Despite these barriers, the DRE Law heralds a positive trajectory for Lebanon’s energy sector. It has the potential to foster job creation, stimulate economic development, and diminish reliance on fossil fuels. If it reaches execution, the DRE Law could propel Lebanon toward achieving its ambitious target of generating 30 percent of its electricity from renewable sources by 2030, as indicated in a report by the International Renewable Energy Agency (IRENA).

Governance: the missing measure

Ultimately, the obstacles barring the way to implementation of the DRE law—and most of the country’s energy issues—come down to a lack of governance, the Lebanon’s oft-repeated stumbling block. Despite having considerable hydrocarbon reserves, the corruption and lack of transparency that the energy sector has become notorious for in addition to general political deadlock serves as a hindrance, impeding the country from developing these resources, exploring offshore gas reserves, and achieving energy self-sufficiency. Lack of accountability within the energy sector and public sector corrodes public trust and investor confidence. 

Renewable energy advocate and policy expert Christina Abi Haidar emphasizes – see “Oil Wealth: One Last Chance for Lebanon” comment in the October/November 2023 issue of Executive Magazine – the urgency of exploiting these gas reserves as a vital economic lifeline. While acknowledging the environmental risks involved, there is the importance of pursuing responsible development strategies centered on sustainability and equitable distribution of benefits. Echoing a recurring theme, she advocates strongly for robust governance, highlighting the necessity of transparent institutions, anti-corruption measures, and streamlined processes to effectively manage this potential wealth.

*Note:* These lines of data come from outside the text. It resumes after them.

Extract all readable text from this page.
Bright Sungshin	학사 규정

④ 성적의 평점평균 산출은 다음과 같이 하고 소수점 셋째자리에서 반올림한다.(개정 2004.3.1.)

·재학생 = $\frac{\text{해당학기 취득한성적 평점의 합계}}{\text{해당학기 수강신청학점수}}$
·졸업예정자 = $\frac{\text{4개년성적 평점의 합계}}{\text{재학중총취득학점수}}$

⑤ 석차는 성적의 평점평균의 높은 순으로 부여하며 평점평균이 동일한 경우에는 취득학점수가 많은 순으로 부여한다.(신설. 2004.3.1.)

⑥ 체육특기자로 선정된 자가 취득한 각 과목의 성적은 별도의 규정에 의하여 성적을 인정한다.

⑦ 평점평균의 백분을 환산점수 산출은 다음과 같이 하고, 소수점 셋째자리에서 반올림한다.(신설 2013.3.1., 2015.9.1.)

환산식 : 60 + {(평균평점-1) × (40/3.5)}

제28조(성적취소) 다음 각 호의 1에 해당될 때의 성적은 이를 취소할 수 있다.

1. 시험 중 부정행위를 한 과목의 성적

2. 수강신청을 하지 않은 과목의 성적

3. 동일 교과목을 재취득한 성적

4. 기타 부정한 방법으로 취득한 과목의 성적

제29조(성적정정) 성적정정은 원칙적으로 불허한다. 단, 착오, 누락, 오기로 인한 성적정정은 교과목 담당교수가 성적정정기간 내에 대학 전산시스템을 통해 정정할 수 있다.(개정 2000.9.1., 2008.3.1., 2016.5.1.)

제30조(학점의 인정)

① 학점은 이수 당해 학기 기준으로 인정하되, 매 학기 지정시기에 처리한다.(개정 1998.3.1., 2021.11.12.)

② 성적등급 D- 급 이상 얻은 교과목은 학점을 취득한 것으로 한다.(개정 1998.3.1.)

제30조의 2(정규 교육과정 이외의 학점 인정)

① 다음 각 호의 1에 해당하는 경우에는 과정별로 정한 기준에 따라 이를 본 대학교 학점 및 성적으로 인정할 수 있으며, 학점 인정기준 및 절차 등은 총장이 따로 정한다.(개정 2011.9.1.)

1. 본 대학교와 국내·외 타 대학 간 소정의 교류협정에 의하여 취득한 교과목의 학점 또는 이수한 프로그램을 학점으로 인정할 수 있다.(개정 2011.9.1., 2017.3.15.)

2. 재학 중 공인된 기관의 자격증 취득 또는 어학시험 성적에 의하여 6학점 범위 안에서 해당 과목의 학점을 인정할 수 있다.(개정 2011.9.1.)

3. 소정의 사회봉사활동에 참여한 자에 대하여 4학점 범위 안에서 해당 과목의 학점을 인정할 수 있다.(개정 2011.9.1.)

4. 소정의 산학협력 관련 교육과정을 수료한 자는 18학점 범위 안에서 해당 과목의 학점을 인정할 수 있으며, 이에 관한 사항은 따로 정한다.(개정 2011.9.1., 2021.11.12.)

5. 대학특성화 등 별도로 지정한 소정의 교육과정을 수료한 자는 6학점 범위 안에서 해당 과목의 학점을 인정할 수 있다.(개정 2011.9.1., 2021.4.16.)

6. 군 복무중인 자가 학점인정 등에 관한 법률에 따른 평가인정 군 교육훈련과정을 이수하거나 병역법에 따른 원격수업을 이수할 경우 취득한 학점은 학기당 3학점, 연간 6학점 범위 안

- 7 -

Lebanon’s energy security remains precariously balanced. While challenges seem daunting, glimmers of hope emerge through citizen and private sector-led initiatives and the newly ratified DRE law, which, if implemented—a big if—would have significant positive implications for Lebanon’s energy future. Ultimately, addressing the crucial missing element – robust governance – and implementing responsible development strategies are keys to unlocking the potential for a secure, affordable, and sustainable energy future. It’s a challenging tightrope walk, but one Lebanon cannot afford to ignore.